Politics & Government

Beshear vetoes $50 million in funding for roads in or near Williams' district

FRANKFORT — The Kentucky Senate will approve a $4.5 billion operating budget for the Transportation Cabinet on Friday and end a special legislative session that began Monday, Senate President David Williams said late Wednesday.

The announcement came after Gov. Steve Beshear signed into law a two-year road plan, but not before vetoing about $50 million in funding for road projects in or near Senate President David Williams' Southern Kentucky Senate district.

Williams said he was "very pleased" that the governor finally signed the road plan, "and we will proceed now to pass the operating budget" for the Transportation Cabinet.

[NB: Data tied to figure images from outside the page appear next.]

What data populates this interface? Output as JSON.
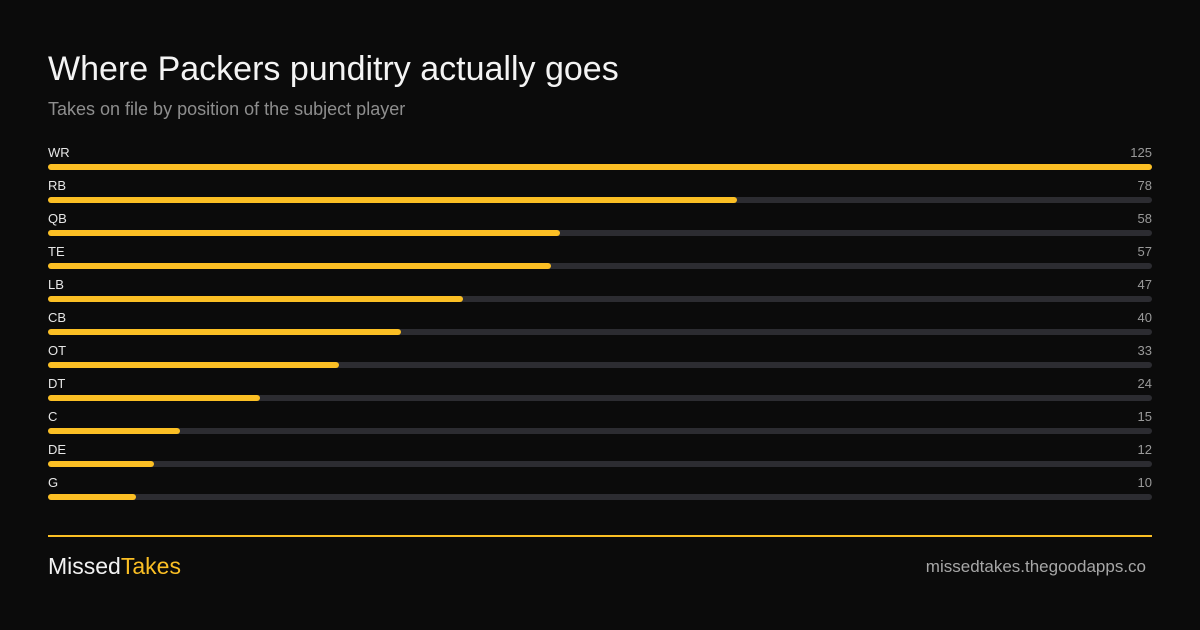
{
  "header": {
    "title": "Where Packers punditry actually goes",
    "subtitle": "Takes on file by position of the subject player"
  },
  "chart_data": {
    "type": "bar",
    "orientation": "horizontal",
    "title": "Where Packers punditry actually goes",
    "subtitle": "Takes on file by position of the subject player",
    "categories": [
      "WR",
      "RB",
      "QB",
      "TE",
      "LB",
      "CB",
      "OT",
      "DT",
      "C",
      "DE",
      "G"
    ],
    "values": [
      125,
      78,
      58,
      57,
      47,
      40,
      33,
      24,
      15,
      12,
      10
    ],
    "xlim": [
      0,
      125
    ],
    "grid": false,
    "data_labels": true
  },
  "footer": {
    "brand_part1": "Missed",
    "brand_part2": "Takes",
    "url": "missedtakes.thegoodapps.co"
  },
  "colors": {
    "accent": "#fbbf24",
    "track": "#2c2c31",
    "background": "#0b0b0b"
  }
}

He said Beshear's vetoes were "vindictive and unconstitutional. But since he just directed them at me, we will proceed."

The Senate GOP leader said per capita spending in the road plan for his district after Beshear's vetoes is about $700, compared to about $2,400 in House Speaker Greg Stumbo's district. Williams' district includes Clinton, Cumberland, McCreary, Monroe, Wayne and Whitley counties.

Beshear also vetoed about $14 million of road projects in nearby Russell County, the home of House Minority Leader Jeff Hoover, R-Jamestown.

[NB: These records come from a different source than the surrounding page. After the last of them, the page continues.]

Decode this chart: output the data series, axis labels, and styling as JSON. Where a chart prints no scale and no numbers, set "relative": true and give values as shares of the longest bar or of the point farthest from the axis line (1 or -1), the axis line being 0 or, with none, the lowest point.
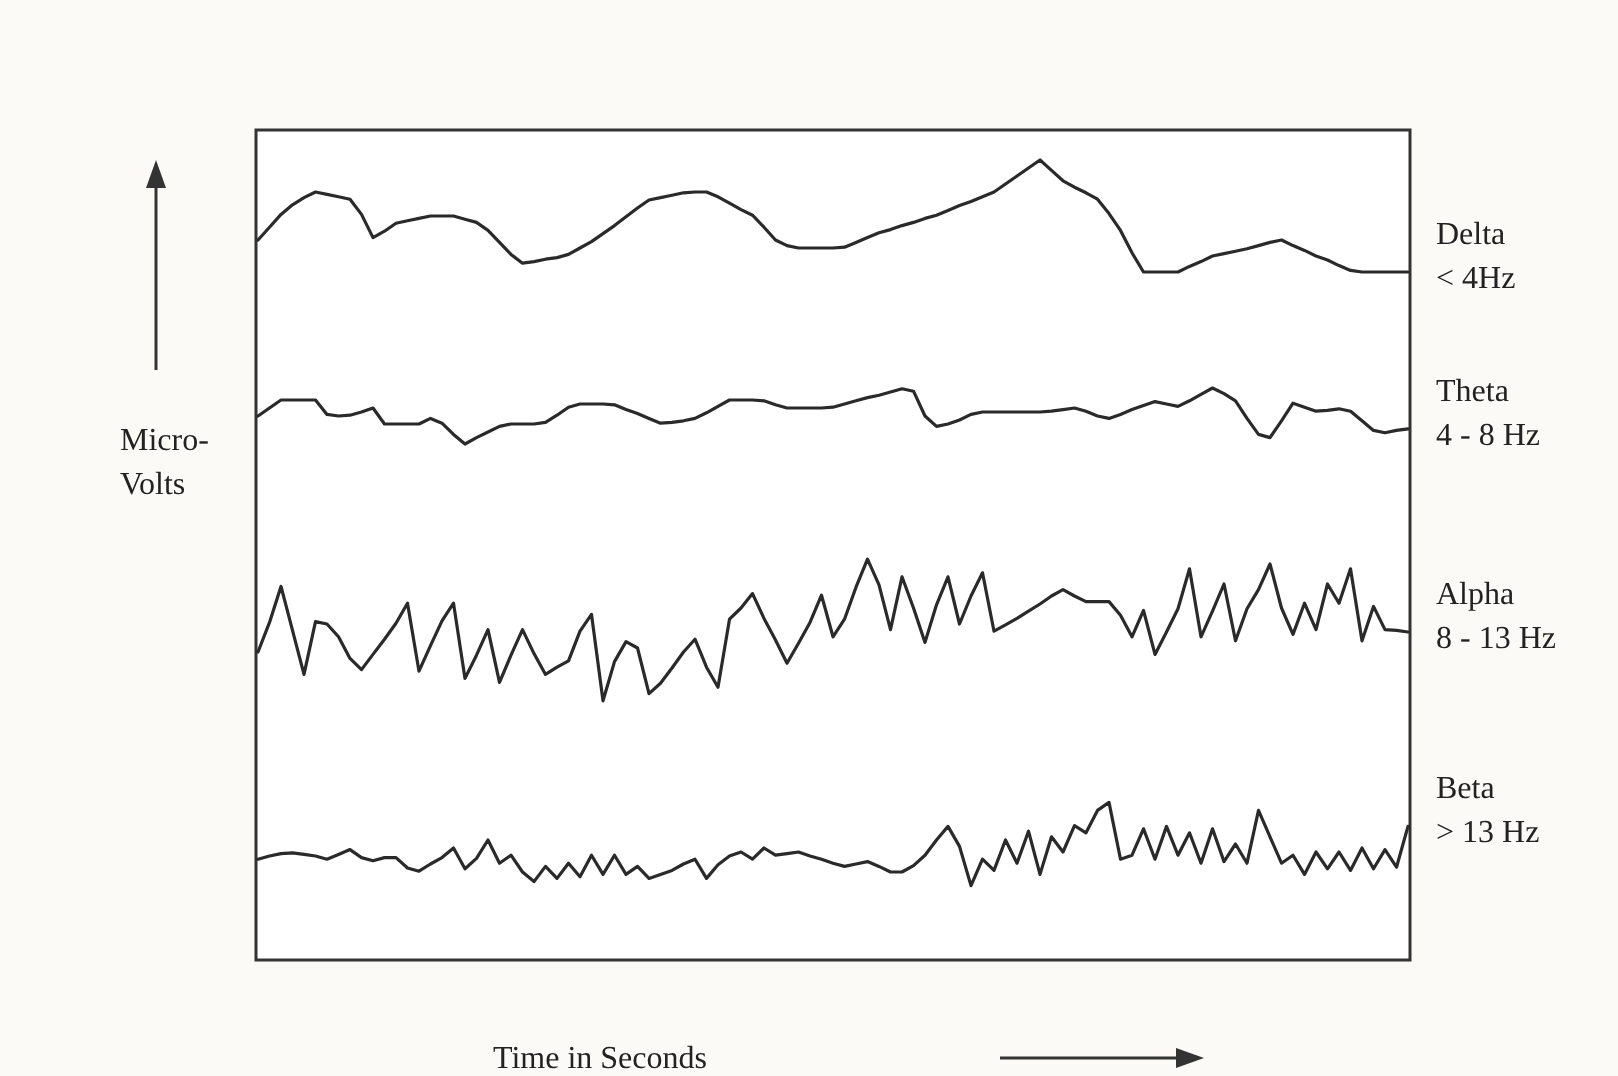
{
  "chart_data": {
    "type": "line",
    "relative": true,
    "xlabel": "Time in Seconds",
    "ylabel": "Micro-Volts",
    "legend": false,
    "marker": "none",
    "line_style": "solid",
    "categories": [
      null,
      null,
      null,
      null,
      null,
      null,
      null,
      null,
      null,
      null,
      null,
      null,
      null,
      null,
      null,
      null,
      null,
      null,
      null,
      null,
      null,
      null,
      null,
      null,
      null,
      null,
      null,
      null,
      null,
      null,
      null,
      null,
      null,
      null,
      null,
      null,
      null,
      null,
      null,
      null,
      null,
      null,
      null,
      null,
      null,
      null,
      null,
      null,
      null,
      null,
      null,
      null,
      null,
      null,
      null,
      null,
      null,
      null,
      null,
      null,
      null,
      null,
      null,
      null,
      null,
      null,
      null,
      null,
      null,
      null,
      null,
      null,
      null,
      null,
      null,
      null,
      null,
      null,
      null,
      null,
      null,
      null,
      null,
      null,
      null,
      null,
      null,
      null,
      null,
      null,
      null,
      null,
      null,
      null,
      null,
      null,
      null,
      null,
      null,
      null,
      null
    ],
    "series": [
      {
        "name": "Delta < 4Hz",
        "color": "#2a2a2a",
        "values": [
          0.9,
          0.916,
          0.932,
          0.944,
          0.953,
          0.96,
          0.957,
          0.954,
          0.951,
          0.932,
          0.903,
          0.911,
          0.921,
          0.924,
          0.927,
          0.93,
          0.93,
          0.93,
          0.926,
          0.922,
          0.912,
          0.897,
          0.882,
          0.871,
          0.873,
          0.876,
          0.878,
          0.882,
          0.89,
          0.898,
          0.908,
          0.918,
          0.929,
          0.94,
          0.95,
          0.953,
          0.956,
          0.959,
          0.96,
          0.96,
          0.954,
          0.946,
          0.938,
          0.931,
          0.916,
          0.9,
          0.893,
          0.89,
          0.89,
          0.89,
          0.89,
          0.891,
          0.897,
          0.903,
          0.909,
          0.913,
          0.918,
          0.922,
          0.927,
          0.931,
          0.937,
          0.943,
          0.948,
          0.954,
          0.96,
          0.97,
          0.98,
          0.99,
          1.0,
          0.987,
          0.974,
          0.966,
          0.959,
          0.951,
          0.933,
          0.912,
          0.884,
          0.86,
          0.86,
          0.86,
          0.86,
          0.867,
          0.873,
          0.88,
          0.883,
          0.886,
          0.889,
          0.893,
          0.897,
          0.9,
          0.893,
          0.887,
          0.88,
          0.875,
          0.868,
          0.862,
          0.86,
          0.86,
          0.86,
          0.86,
          0.86
        ]
      },
      {
        "name": "Theta 4 - 8 Hz",
        "color": "#2a2a2a",
        "values": [
          0.68,
          0.69,
          0.7,
          0.7,
          0.7,
          0.7,
          0.682,
          0.68,
          0.681,
          0.685,
          0.69,
          0.67,
          0.67,
          0.67,
          0.67,
          0.677,
          0.671,
          0.657,
          0.645,
          0.653,
          0.66,
          0.667,
          0.67,
          0.67,
          0.67,
          0.672,
          0.681,
          0.691,
          0.695,
          0.695,
          0.695,
          0.694,
          0.688,
          0.683,
          0.677,
          0.671,
          0.672,
          0.674,
          0.677,
          0.684,
          0.692,
          0.7,
          0.7,
          0.7,
          0.699,
          0.694,
          0.69,
          0.69,
          0.69,
          0.69,
          0.691,
          0.695,
          0.699,
          0.703,
          0.706,
          0.71,
          0.714,
          0.711,
          0.68,
          0.667,
          0.67,
          0.675,
          0.682,
          0.685,
          0.685,
          0.685,
          0.685,
          0.685,
          0.685,
          0.686,
          0.688,
          0.69,
          0.686,
          0.68,
          0.677,
          0.682,
          0.688,
          0.693,
          0.698,
          0.695,
          0.692,
          0.699,
          0.707,
          0.715,
          0.708,
          0.699,
          0.677,
          0.657,
          0.653,
          0.674,
          0.696,
          0.691,
          0.686,
          0.687,
          0.689,
          0.686,
          0.674,
          0.662,
          0.659,
          0.662,
          0.664
        ]
      },
      {
        "name": "Alpha 8 - 13 Hz",
        "color": "#2a2a2a",
        "values": [
          0.385,
          0.422,
          0.467,
          0.412,
          0.357,
          0.423,
          0.42,
          0.404,
          0.377,
          0.363,
          0.382,
          0.401,
          0.421,
          0.446,
          0.361,
          0.393,
          0.424,
          0.446,
          0.352,
          0.381,
          0.413,
          0.347,
          0.381,
          0.413,
          0.383,
          0.357,
          0.366,
          0.374,
          0.411,
          0.432,
          0.324,
          0.373,
          0.398,
          0.39,
          0.333,
          0.346,
          0.365,
          0.385,
          0.401,
          0.366,
          0.341,
          0.426,
          0.44,
          0.458,
          0.427,
          0.4,
          0.371,
          0.396,
          0.422,
          0.456,
          0.404,
          0.426,
          0.466,
          0.501,
          0.469,
          0.413,
          0.479,
          0.44,
          0.397,
          0.444,
          0.479,
          0.42,
          0.455,
          0.484,
          0.411,
          0.419,
          0.427,
          0.436,
          0.445,
          0.455,
          0.463,
          0.455,
          0.448,
          0.448,
          0.448,
          0.431,
          0.404,
          0.437,
          0.382,
          0.41,
          0.439,
          0.489,
          0.404,
          0.436,
          0.47,
          0.399,
          0.439,
          0.463,
          0.495,
          0.44,
          0.407,
          0.446,
          0.413,
          0.47,
          0.446,
          0.489,
          0.399,
          0.442,
          0.413,
          0.412,
          0.41
        ]
      },
      {
        "name": "Beta > 13 Hz",
        "color": "#2a2a2a",
        "values": [
          0.126,
          0.13,
          0.133,
          0.134,
          0.132,
          0.13,
          0.126,
          0.132,
          0.138,
          0.128,
          0.124,
          0.128,
          0.128,
          0.115,
          0.111,
          0.12,
          0.128,
          0.14,
          0.114,
          0.127,
          0.15,
          0.121,
          0.131,
          0.11,
          0.098,
          0.117,
          0.102,
          0.121,
          0.104,
          0.131,
          0.107,
          0.131,
          0.107,
          0.117,
          0.102,
          0.107,
          0.112,
          0.12,
          0.126,
          0.102,
          0.119,
          0.13,
          0.135,
          0.126,
          0.14,
          0.131,
          0.133,
          0.135,
          0.13,
          0.126,
          0.121,
          0.117,
          0.12,
          0.123,
          0.117,
          0.11,
          0.11,
          0.118,
          0.131,
          0.15,
          0.167,
          0.142,
          0.093,
          0.126,
          0.112,
          0.15,
          0.121,
          0.161,
          0.107,
          0.154,
          0.135,
          0.168,
          0.159,
          0.187,
          0.197,
          0.126,
          0.131,
          0.164,
          0.126,
          0.167,
          0.131,
          0.159,
          0.121,
          0.164,
          0.123,
          0.145,
          0.121,
          0.187,
          0.154,
          0.121,
          0.131,
          0.107,
          0.135,
          0.114,
          0.135,
          0.112,
          0.14,
          0.114,
          0.138,
          0.116,
          0.167
        ]
      }
    ]
  }
}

Beshear said Williams had greedily added millions of dollars for road projects in his district when the Senate passed the two-year road plan during the regular 60-day legislative session, which concluded last Thursday.

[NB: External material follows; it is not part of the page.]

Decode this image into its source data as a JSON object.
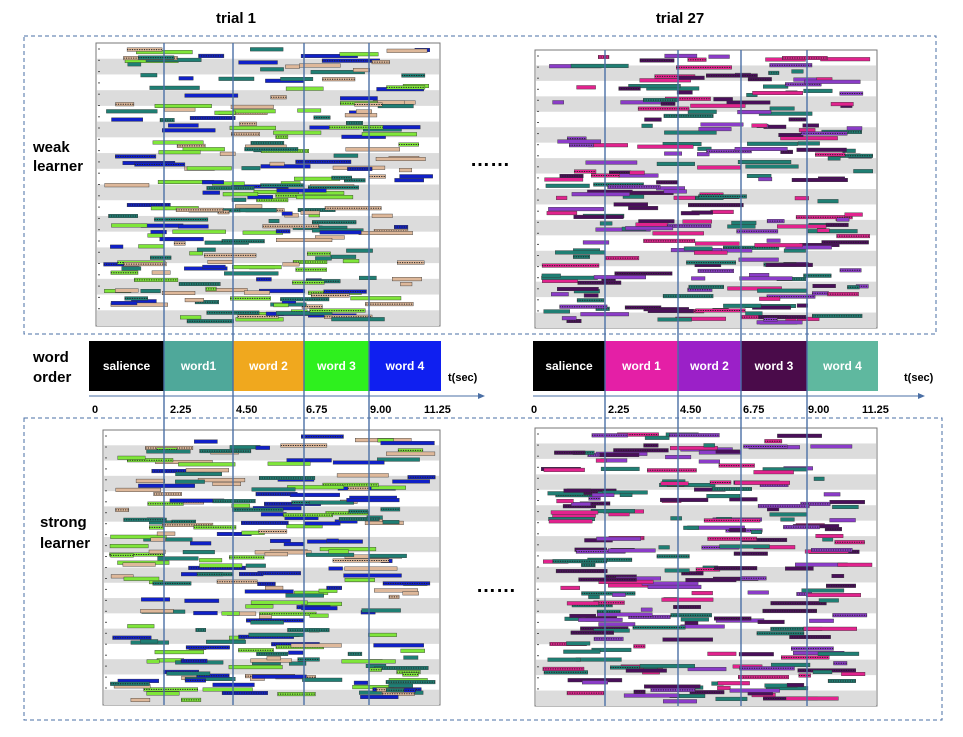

By doing so, Williams shifted money away from worthy road projects in other areas of the state, Beshear said.

"Sen. Williams has essentially moved all his district's road projects to the front of the line, forcing other projects that the Transportation Cabinet and other legislators considered high-priority to wait until additional funding becomes available," Beshear said in a written statement. "It's unfair to the citizens and it's unfair to the rest of the lawmakers whose districts will suffer."

Beshear called on the Senate on Wednesday to approve the Transportation Cabinet operating budget, which the Senate refused to consider last Thursday before the regular legislative session ended. Williams had said he wanted Beshear to sign the road plan into law before the Senate would approve the transportation operating budget, which funds the road plan.

Beshear called lawmakers into a special session on Monday, at a cost to taxpayers of $60,000 a day, to approve the transportation budget and a bill aimed at curbing prescription drug abuse.

Williams, who lost to Beshear in last year's race for governor, said he thinks Beshear "needs to seek some counseling about his hate for me. I think he has an issue. I think he has allowed his personal anger and vitriolic comments to go beyond the bounds of normal reason."

Williams said Beshear will be governor for only three more years and "then another governor will come in and build these roads" that Beshear vetoed.

He said three children have been killed in a road curve in Cumberland County that needs repairs. "I hope no one else is killed" because road funding has been denied, he said.

Williams added that he forgives Beshear "for what he has done to the people of my district and I hope they can forgive him. And I hope that this is the final act of political vengeance that he tries to extract against me."

Williams also has questioned whether Beshear can legally line-item veto the road plan. The governor only has the power to veto specific lines of revenue-generating bills. He must accept or reject all other legislation as a whole.

Asked Wednesday if he might sue to challenge the vetoes, Williams said, "I'm not real big on suing."

Beshear's office on Wednesday distributed copies of a March 2009 Lexington Herald-Leader column in which Williams said the governor could sign into law or line-item veto a road plan.

Williams said the law was changed in 2009 so that the transportation budget included three pieces of legislation: an operating budget, a two-year road plan and a resolution containing a longer-term road plan.

Beshear said the Senate can pass the transportation operating budget and a bill aimed at curbing "pill mills" in Kentucky by Friday.

"The House has again met their obligations by passing the transportation budget this morning," Beshear said after the House voted 96-2 to pass House Bill 2, the more than $4.5 billion transportation budget. "There is no reason for the Senate to delay passing that budget and the prescription drug bill right away and end this costly special session on Friday."